The FDA Finalizes its Guidance on Interchangeable Biosimilars

The new guidance should allow switches from branded products to biosimilars that are alike in safety and efficacy without prescriber approval.

The U.S. Food and Drug Administration (FDA) has provided its final guidance on the pathway for “interchangeable” biosimilar drugs. The new guidance allows for their substitution without the involvement of the prescriber.

Late Friday, Acting FDA Commissioner Ned Sharpless said biosimilars are an important treatment option for patients battling serious diseases, such as cancer, rheumatoid arthritis, diabetes and multiple sclerosis. Similar to generic drugs, biosimilars are not direct copycats of branded drugs, but are uniquely different in composition, which differentiates them from generic drugs.

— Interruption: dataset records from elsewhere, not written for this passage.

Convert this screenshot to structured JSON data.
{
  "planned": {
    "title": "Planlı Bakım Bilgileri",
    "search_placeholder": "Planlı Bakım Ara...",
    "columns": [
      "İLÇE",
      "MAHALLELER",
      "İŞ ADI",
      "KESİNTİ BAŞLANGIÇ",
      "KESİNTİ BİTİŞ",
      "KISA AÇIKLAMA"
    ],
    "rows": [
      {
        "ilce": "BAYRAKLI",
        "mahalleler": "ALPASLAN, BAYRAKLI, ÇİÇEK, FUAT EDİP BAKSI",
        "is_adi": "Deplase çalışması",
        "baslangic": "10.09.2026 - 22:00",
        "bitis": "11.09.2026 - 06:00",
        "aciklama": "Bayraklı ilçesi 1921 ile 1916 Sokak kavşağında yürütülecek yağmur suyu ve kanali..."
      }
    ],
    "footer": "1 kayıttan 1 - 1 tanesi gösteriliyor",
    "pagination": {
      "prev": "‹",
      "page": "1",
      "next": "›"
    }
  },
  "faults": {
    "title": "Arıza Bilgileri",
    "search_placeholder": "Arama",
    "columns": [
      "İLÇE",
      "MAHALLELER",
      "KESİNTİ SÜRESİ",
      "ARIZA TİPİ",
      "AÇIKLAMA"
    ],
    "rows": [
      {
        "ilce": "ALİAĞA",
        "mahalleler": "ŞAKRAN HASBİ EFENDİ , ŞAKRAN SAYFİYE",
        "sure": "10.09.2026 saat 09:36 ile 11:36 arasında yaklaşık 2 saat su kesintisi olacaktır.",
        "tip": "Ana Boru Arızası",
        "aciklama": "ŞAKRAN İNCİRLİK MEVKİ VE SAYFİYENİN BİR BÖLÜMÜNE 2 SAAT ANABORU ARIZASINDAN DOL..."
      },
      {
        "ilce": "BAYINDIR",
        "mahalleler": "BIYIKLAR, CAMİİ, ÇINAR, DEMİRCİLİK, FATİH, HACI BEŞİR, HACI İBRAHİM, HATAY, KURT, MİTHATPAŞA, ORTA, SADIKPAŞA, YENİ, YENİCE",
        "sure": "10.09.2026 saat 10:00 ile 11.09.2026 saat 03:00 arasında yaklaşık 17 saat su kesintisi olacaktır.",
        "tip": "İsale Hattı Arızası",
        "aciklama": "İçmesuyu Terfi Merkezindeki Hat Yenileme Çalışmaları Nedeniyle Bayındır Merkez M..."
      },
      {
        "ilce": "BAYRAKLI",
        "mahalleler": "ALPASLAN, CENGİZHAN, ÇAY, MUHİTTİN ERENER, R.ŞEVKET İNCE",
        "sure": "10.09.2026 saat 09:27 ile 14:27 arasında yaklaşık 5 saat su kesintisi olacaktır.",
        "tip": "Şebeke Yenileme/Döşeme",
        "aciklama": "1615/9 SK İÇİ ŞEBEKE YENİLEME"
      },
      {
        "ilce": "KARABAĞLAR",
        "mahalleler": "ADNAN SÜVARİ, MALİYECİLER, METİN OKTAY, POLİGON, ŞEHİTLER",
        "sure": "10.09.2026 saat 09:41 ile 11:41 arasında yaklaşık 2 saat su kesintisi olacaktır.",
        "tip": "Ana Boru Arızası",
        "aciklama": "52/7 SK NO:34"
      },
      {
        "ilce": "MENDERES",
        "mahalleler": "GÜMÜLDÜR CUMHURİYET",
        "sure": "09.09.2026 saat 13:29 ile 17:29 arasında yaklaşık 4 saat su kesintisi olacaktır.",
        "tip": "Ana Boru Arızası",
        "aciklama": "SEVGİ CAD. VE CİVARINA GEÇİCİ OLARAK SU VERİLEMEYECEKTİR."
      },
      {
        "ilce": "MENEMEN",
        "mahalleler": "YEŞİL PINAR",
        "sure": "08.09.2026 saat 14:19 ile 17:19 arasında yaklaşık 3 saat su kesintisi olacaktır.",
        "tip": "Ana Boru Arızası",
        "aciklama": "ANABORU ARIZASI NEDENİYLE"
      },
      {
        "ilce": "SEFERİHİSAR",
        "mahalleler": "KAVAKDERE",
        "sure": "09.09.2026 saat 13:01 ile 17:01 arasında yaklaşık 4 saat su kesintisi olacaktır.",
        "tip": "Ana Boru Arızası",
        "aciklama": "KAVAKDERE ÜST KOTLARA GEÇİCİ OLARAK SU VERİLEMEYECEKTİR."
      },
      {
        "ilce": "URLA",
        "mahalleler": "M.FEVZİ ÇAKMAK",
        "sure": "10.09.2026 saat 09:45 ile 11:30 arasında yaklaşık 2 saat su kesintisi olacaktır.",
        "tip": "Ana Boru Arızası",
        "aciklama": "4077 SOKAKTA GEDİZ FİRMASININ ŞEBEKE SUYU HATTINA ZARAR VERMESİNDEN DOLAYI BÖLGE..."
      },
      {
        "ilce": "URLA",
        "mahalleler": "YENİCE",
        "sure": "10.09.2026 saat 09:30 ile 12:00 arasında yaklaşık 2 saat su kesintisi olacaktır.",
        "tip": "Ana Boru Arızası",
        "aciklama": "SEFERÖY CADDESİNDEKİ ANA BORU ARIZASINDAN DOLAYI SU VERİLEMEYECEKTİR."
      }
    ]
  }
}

They have been widely available in Europe since 2006, but the FDA only granted the right to review and approve them when the Affordable Care Act was passed in 2010. Sharpless said the final guidance on interchangeability will “provide clarity for developers who want to demonstrate that their proposed biological product meets the statutory interchangeability standard under the Public Health Service Act.”

With the potential for biosimilars to disrupt the branded drug market by increasing competition for consumers, the regulatory agency is working on implementing its Biosimilars Action Plan that includes a suite of ongoing efforts to encourage innovation and competition among biologics and the development of biosimilars. To date, the FDA has already licensed 19 biosimilar products, which should help strengthen competition in the biologic market.

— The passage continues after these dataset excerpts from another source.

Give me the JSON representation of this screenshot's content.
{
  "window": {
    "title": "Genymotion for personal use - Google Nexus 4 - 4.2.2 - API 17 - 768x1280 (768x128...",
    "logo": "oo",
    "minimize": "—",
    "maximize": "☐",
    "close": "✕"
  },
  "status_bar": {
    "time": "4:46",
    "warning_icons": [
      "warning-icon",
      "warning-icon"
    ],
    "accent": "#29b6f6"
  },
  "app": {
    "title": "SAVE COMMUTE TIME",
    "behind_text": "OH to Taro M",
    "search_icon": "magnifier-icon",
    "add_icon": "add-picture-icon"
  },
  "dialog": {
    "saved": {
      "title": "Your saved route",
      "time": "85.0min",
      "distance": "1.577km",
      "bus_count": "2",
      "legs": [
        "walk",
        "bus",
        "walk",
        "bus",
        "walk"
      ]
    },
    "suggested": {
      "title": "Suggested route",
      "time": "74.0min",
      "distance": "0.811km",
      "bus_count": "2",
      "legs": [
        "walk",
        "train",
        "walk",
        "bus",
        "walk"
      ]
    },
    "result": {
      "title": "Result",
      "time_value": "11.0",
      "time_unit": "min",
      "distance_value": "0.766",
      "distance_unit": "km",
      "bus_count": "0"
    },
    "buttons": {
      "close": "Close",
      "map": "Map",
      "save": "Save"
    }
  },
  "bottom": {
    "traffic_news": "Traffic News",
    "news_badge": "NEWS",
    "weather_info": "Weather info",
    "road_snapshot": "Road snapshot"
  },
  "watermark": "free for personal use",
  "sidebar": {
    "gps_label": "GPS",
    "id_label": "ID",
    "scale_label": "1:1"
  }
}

While biosimilars have been approved in the United States, no interchangeable biosimilars have yet been approved here. However, that could change. For the past two years, Boehringer Ingelheim has been conducting interchangeability studies for a biosimilar to AbbVie’s Humira.

Sharpless said the final guidance provides an overview in demonstrating interchangeability of a biosimilar to a branded drug. Once a biosimilar is submitted and approved by the FDA, the agency will provide the details that the biosimilar is expected to produce the same clinical result as the reference or branded product in any given patient.

Prior to his departure from the FDA, former Commissioner Scott Gottlieb pointed to the change in the interchangeability guidance as beneficial for insulin biosimilar products. It was challenging for generic versions of insulin to be developed, Gottlieb said, but in April he said the “biosimilar pathway will enable a more robust route for developing lower-cost copies of insulin, including products that are fully interchangeable with branded insulins.”

Sharpless said that insulin biologics products will be available to be considered for approval under the new guidance, which will provide greater competition and should drive prices of insulin down.

“An interchangeable insulin product may be substituted at the pharmacy, potentially leading to increased access and lower costs for patients. For chronically used biologic medications patients get at the pharmacy, such as insulin, the ability to have a licensed interchangeable that can be substituted at the pharmacy without the intervention of the prescribing health care professional – much like how generic drugs are routinely substituted for brand name drugs – could be integral to the success of reducing drug prices for patients,” Sharpless said.